The last modeling embellishment was to intrinsically nonlinear functions as was demonstrated in the analysis of the procedural learning task dataset. An exponential-linear piecewise LGM was specified in which the rate of the first phase and the changepoint—individual-specific parameters—enter the function in a nonlinear manner. Analyses using both conditionally-linear and structured latent curve modeling frameworks were performed. Allowing the nonlinear parameters to vary among individuals had the effect of moving the transition from the first to the second phase at an earlier trial. These models are complex with many analytic decision points to be made throughout: (1) should nonlinear parameters be fixed across subjects or should they be allowed to vary? and (2) what type of piecewise function is suggested by the theory of the underlying change process or through an empirical investigation? And, although our analyses did not include investigation of residual covariance structures or augmentation of the model with time-invariant covariates, these nuances as well as the many others naturally encountered when fitting latent growth models are just as applicable when piecewise functions are used.

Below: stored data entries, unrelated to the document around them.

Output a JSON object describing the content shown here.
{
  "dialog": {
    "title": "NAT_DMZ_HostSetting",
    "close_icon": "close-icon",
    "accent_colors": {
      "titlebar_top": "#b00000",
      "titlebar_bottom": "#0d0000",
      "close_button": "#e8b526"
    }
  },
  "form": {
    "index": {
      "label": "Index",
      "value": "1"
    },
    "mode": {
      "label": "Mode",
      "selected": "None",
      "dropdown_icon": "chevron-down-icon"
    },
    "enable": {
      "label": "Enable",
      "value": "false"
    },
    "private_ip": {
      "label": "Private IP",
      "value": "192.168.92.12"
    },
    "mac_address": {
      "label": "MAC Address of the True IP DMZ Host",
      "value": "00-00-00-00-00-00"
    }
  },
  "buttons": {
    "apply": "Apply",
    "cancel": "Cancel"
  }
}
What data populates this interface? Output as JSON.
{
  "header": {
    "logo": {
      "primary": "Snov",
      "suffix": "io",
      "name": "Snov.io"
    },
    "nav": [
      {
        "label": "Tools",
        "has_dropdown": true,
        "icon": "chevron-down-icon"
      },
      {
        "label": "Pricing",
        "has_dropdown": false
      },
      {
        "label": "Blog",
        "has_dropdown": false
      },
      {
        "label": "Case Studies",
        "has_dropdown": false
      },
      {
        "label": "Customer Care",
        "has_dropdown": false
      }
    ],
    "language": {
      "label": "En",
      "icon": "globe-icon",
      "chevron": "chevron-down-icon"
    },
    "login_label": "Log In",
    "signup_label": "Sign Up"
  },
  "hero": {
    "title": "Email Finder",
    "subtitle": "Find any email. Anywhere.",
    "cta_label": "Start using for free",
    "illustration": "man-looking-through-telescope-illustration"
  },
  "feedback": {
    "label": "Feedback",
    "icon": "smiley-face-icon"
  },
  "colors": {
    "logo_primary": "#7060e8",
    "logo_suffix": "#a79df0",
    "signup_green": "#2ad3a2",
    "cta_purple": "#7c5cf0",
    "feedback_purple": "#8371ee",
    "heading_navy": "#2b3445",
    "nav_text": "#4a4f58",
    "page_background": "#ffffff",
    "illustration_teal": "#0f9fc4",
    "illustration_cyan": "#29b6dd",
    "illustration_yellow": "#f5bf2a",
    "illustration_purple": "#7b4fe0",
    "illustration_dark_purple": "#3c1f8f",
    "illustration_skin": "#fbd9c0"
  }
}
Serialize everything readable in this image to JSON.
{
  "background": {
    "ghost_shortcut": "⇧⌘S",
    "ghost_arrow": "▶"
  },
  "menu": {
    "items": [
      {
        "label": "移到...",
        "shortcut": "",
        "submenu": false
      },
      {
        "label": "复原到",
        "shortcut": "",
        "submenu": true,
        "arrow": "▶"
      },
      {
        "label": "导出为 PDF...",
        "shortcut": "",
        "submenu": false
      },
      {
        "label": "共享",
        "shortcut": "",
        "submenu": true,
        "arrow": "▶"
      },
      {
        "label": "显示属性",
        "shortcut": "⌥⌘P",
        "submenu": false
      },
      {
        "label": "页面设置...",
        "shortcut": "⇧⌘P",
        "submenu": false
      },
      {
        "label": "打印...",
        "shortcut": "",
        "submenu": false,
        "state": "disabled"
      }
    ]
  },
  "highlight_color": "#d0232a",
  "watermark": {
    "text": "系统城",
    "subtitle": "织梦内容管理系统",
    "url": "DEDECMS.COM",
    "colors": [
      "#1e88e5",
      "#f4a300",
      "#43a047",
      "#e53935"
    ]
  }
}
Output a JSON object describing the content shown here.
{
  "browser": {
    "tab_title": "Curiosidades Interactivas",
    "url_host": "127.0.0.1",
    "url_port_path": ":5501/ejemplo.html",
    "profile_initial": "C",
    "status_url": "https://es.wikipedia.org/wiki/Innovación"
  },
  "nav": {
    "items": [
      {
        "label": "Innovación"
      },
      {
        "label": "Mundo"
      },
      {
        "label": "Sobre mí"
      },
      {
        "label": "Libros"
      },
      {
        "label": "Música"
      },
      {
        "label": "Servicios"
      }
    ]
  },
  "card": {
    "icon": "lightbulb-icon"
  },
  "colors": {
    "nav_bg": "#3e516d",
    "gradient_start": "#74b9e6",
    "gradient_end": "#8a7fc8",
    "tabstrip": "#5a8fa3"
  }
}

The piecewise LGMs fitted in this article utilized the min()/max() functions on the time points and changepoints instead of applying these functions on the line segments themselves as Harring et al., (2006) and Preacher and Hancock (2015) have previously demonstrated. This methodological nuance permits the specification of adjacent growth trajectories to be non-monotonic and extends to higher-order polynomials and intrinsically nonlinear functions using the same basic tools (i.e., structured latent curve and conditionally-linear models) when fitting the popular linear-linear piecewise function. The functionality that makes fitting these extended piecewise LGMs in SEM software possible is the nonlinear constraint module found in most mainstream programs, like Mplus. As others have pointed out (see, e.g., Choi et al.,, 2009; Feng et al.,, 2019; Preacher & Hancock, 2012; Ram & Grimm, 2009), fitting nonlinear latent growth models in software designed to estimate linear relations among measured and latent variables can be challenging. This may be due in part by working with nonlinear functions themselves, which seem a bit more intimidating algebraically. However, as many researchers have pointed out (see, e.g., Cudeck & du Toit, 2002; Davidian & Giltinan, 2003; Pinheiro & Bates, 2000), nonlinear functions can often be tailored so that parameters have a natural, physical interpretation that corresponds directly to substantive characteristics of the research situation without sacrificing model-data fit. This should be sufficient incentive to belay concerns regarding the extra effort required to fit such models especially when continuous repeated measures data exhibit multiple phases.